We’ve learned that God hates lesbos, fags, and trannies and that our prayers go unheard
“He is burning in hell,” screamed Westboro Baptist Church at the funeral of Matthew Shepard
We watch the news, read the posts, and have to wonder about those raging against Lia Thomas
How many of those who are hating watched or cared about women’s sports before this?
Or maybe it’s that a trans woman can be a woman, as long as she doesn’t excel
Just ignore the races she did not win
Call her a cheater
Condemn her soul to hell
Please know that for so many of us, it isn’t your God that we avoid
In him is peace, in the Church only hurt, and love seems so devoid
You beat us down, we run and hide, make our own chosen family
Maybe someday your ceasing hate will bring us back to the family tree
The world is better than it once was, but there’s still more work to do
We’ve come this far, through tribulation, we know we’ll make it through
Some places are safer, there are churches that care, and families that remain unbroken
We’ve done hard work, can breathe a bit easier, maybe even hold hands out in the open!

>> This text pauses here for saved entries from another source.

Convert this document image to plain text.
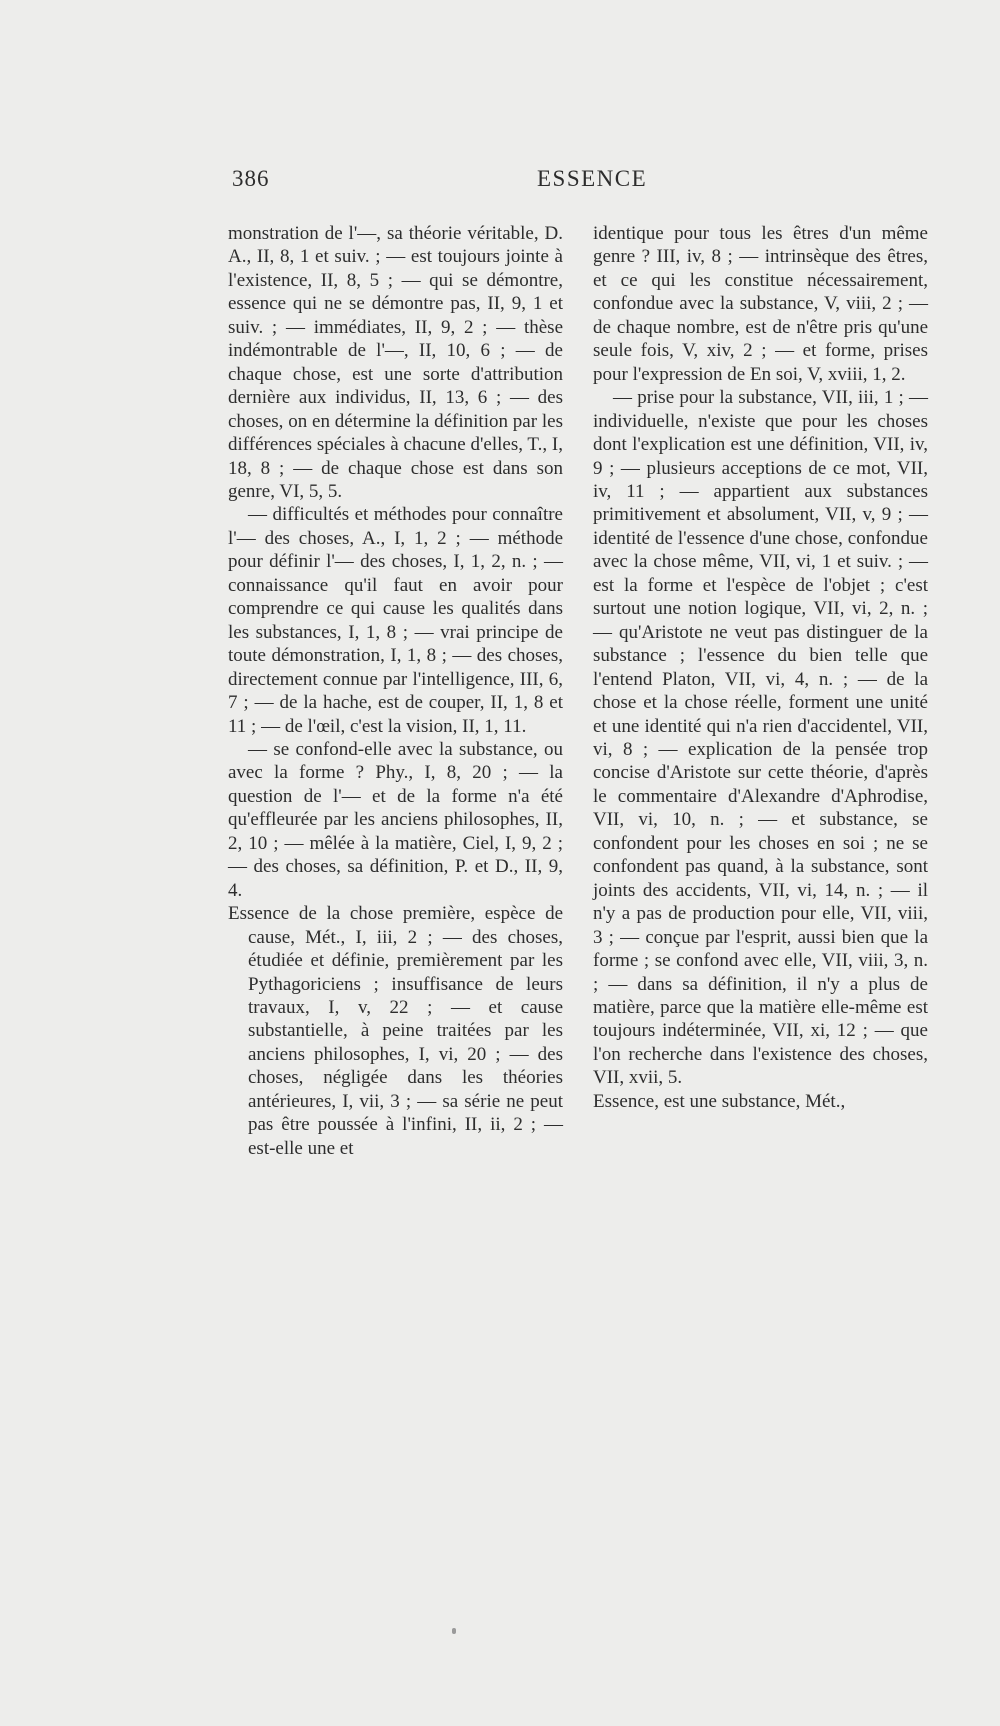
386	ESSENCE

monstration de l'—, sa théorie véritable, D. A., II, 8, 1 et suiv. ; — est toujours jointe à l'existence, II, 8, 5 ; — qui se démontre, essence qui ne se démontre pas, II, 9, 1 et suiv. ; — immédiates, II, 9, 2 ; — thèse indémontrable de l'—, II, 10, 6 ; — de chaque chose, est une sorte d'attribution dernière aux individus, II, 13, 6 ; — des choses, on en détermine la définition par les différences spéciales à chacune d'elles, T., I, 18, 8 ; — de chaque chose est dans son genre, VI, 5, 5.

— difficultés et méthodes pour connaître l'— des choses, A., I, 1, 2 ; — méthode pour définir l'— des choses, I, 1, 2, n. ; — connaissance qu'il faut en avoir pour comprendre ce qui cause les qualités dans les substances, I, 1, 8 ; — vrai principe de toute démonstration, I, 1, 8 ; — des choses, directement connue par l'intelligence, III, 6, 7 ; — de la hache, est de couper, II, 1, 8 et 11 ; — de l'œil, c'est la vision, II, 1, 11.

— se confond-elle avec la substance, ou avec la forme ? Phy., I, 8, 20 ; — la question de l'— et de la forme n'a été qu'effleurée par les anciens philosophes, II, 2, 10 ; — mêlée à la matière, Ciel, I, 9, 2 ; — des choses, sa définition, P. et D., II, 9, 4.

Essence de la chose première, espèce de cause, Mét., I, iii, 2 ; — des choses, étudiée et définie, premièrement par les Pythagoriciens ; insuffisance de leurs travaux, I, v, 22 ; — et cause substantielle, à peine traitées par les anciens philosophes, I, vi, 20 ; — des choses, négligée dans les théories antérieures, I, vii, 3 ; — sa série ne peut pas être poussée à l'infini, II, ii, 2 ; — est-elle une et

identique pour tous les êtres d'un même genre ? III, iv, 8 ; — intrinsèque des êtres, et ce qui les constitue nécessairement, confondue avec la substance, V, viii, 2 ; — de chaque nombre, est de n'être pris qu'une seule fois, V, xiv, 2 ; — et forme, prises pour l'expression de En soi, V, xviii, 1, 2.

— prise pour la substance, VII, iii, 1 ; — individuelle, n'existe que pour les choses dont l'explication est une définition, VII, iv, 9 ; — plusieurs acceptions de ce mot, VII, iv, 11 ; — appartient aux substances primitivement et absolument, VII, v, 9 ; — identité de l'essence d'une chose, confondue avec la chose même, VII, vi, 1 et suiv. ; — est la forme et l'espèce de l'objet ; c'est surtout une notion logique, VII, vi, 2, n. ; — qu'Aristote ne veut pas distinguer de la substance ; l'essence du bien telle que l'entend Platon, VII, vi, 4, n. ; — de la chose et la chose réelle, forment une unité et une identité qui n'a rien d'accidentel, VII, vi, 8 ; — explication de la pensée trop concise d'Aristote sur cette théorie, d'après le commentaire d'Alexandre d'Aphrodise, VII, vi, 10, n. ; — et substance, se confondent pour les choses en soi ; ne se confondent pas quand, à la substance, sont joints des accidents, VII, vi, 14, n. ; — il n'y a pas de production pour elle, VII, viii, 3 ; — conçue par l'esprit, aussi bien que la forme ; se confond avec elle, VII, viii, 3, n. ; — dans sa définition, il n'y a plus de matière, parce que la matière elle-même est toujours indéterminée, VII, xi, 12 ; — que l'on recherche dans l'existence des choses, VII, xvii, 5.

Essence, est une substance, Mét.,
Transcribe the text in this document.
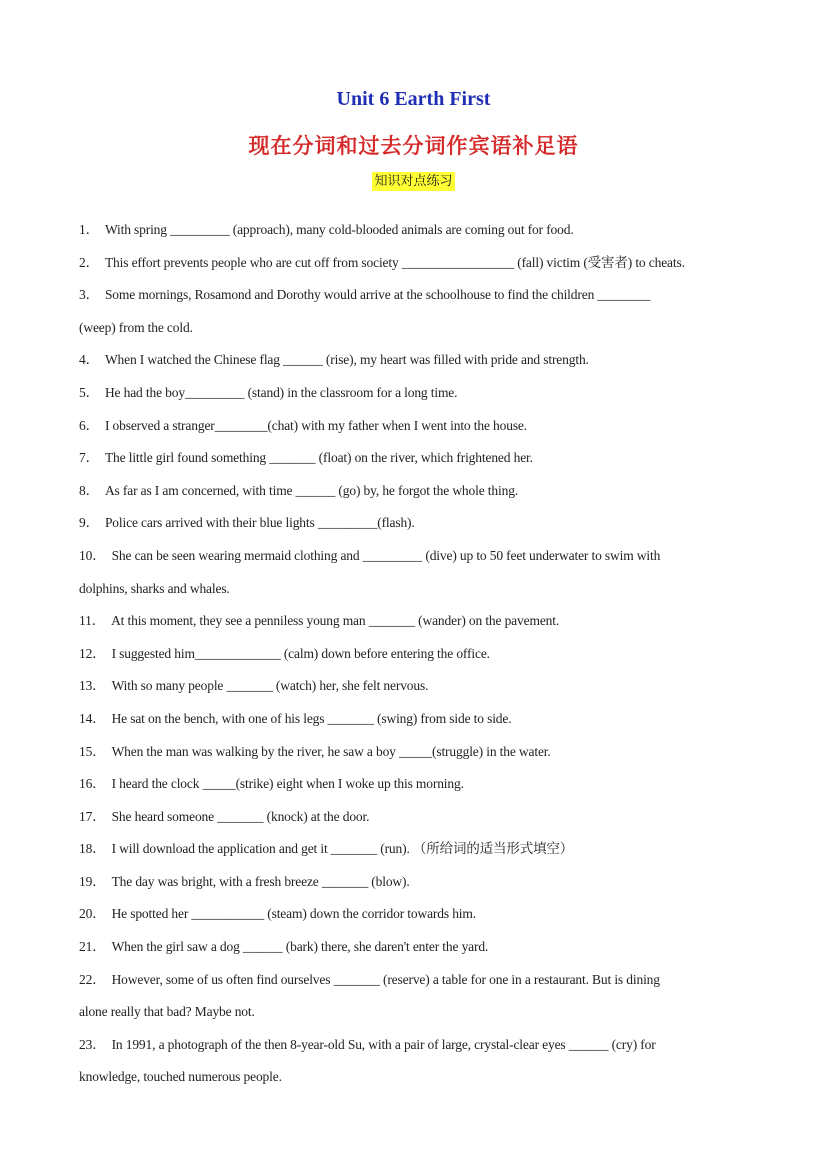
Unit 6 Earth First
现在分词和过去分词作宾语补足语
知识对点练习
1． With spring _________ (approach), many cold-blooded animals are coming out for food.
2． This effort prevents people who are cut off from society _________________ (fall) victim (受害者) to cheats.
3． Some mornings, Rosamond and Dorothy would arrive at the schoolhouse to find the children ________
(weep) from the cold.
4． When I watched the Chinese flag ______ (rise), my heart was filled with pride and strength.
5． He had the boy_________ (stand) in the classroom for a long time.
6． I observed a stranger________(chat) with my father when I went into the house.
7． The little girl found something _______ (float) on the river, which frightened her.
8． As far as I am concerned, with time ______ (go) by, he forgot the whole thing.
9． Police cars arrived with their blue lights _________(flash).
10． She can be seen wearing mermaid clothing and _________ (dive) up to 50 feet underwater to swim with
dolphins, sharks and whales.
11． At this moment, they see a penniless young man _______ (wander) on the pavement.
12． I suggested him_____________ (calm) down before entering the office.
13． With so many people _______ (watch) her, she felt nervous.
14． He sat on the bench, with one of his legs _______ (swing) from side to side.
15． When the man was walking by the river, he saw a boy _____(struggle) in the water.
16． I heard the clock _____(strike) eight when I woke up this morning.
17． She heard someone _______ (knock) at the door.
18． I will download the application and get it _______ (run). （所给词的适当形式填空）
19． The day was bright, with a fresh breeze _______ (blow).
20． He spotted her ___________ (steam) down the corridor towards him.
21． When the girl saw a dog ______ (bark) there, she daren't enter the yard.
22． However, some of us often find ourselves _______ (reserve) a table for one in a restaurant. But is dining
alone really that bad? Maybe not.
23． In 1991, a photograph of the then 8-year-old Su, with a pair of large, crystal-clear eyes ______ (cry) for
knowledge, touched numerous people.
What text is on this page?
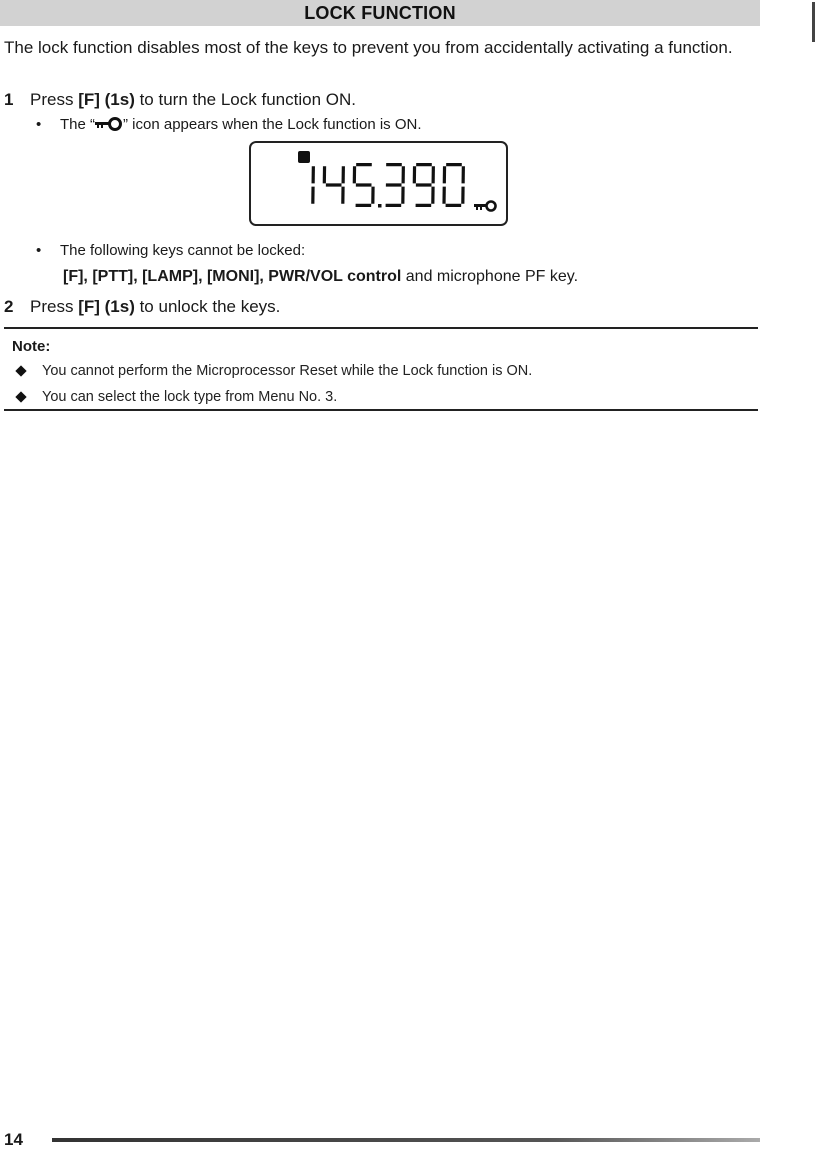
LOCK FUNCTION
The lock function disables most of the keys to prevent you from accidentally activating a function.
1 Press [F] (1s) to turn the Lock function ON.
• The “ ” icon appears when the Lock function is ON.
• The following keys cannot be locked:
[F], [PTT], [LAMP], [MONI], PWR/VOL control and microphone PF key.
2 Press [F] (1s) to unlock the keys.
Note:
You cannot perform the Microprocessor Reset while the Lock function is ON.
You can select the lock type from Menu No. 3.
14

And we are strong, we will press on, find the beat of our own queer drum
We hope for more hearts to change towards us living on the rainbow spectrum
How familiar (or not) are you with queer history? Did any parts of the poem strike you more than others, and how? What are the greatest causes for LGBTQ+ justice and equality that still need to be addressed or changed in the Church, government, and in greater society?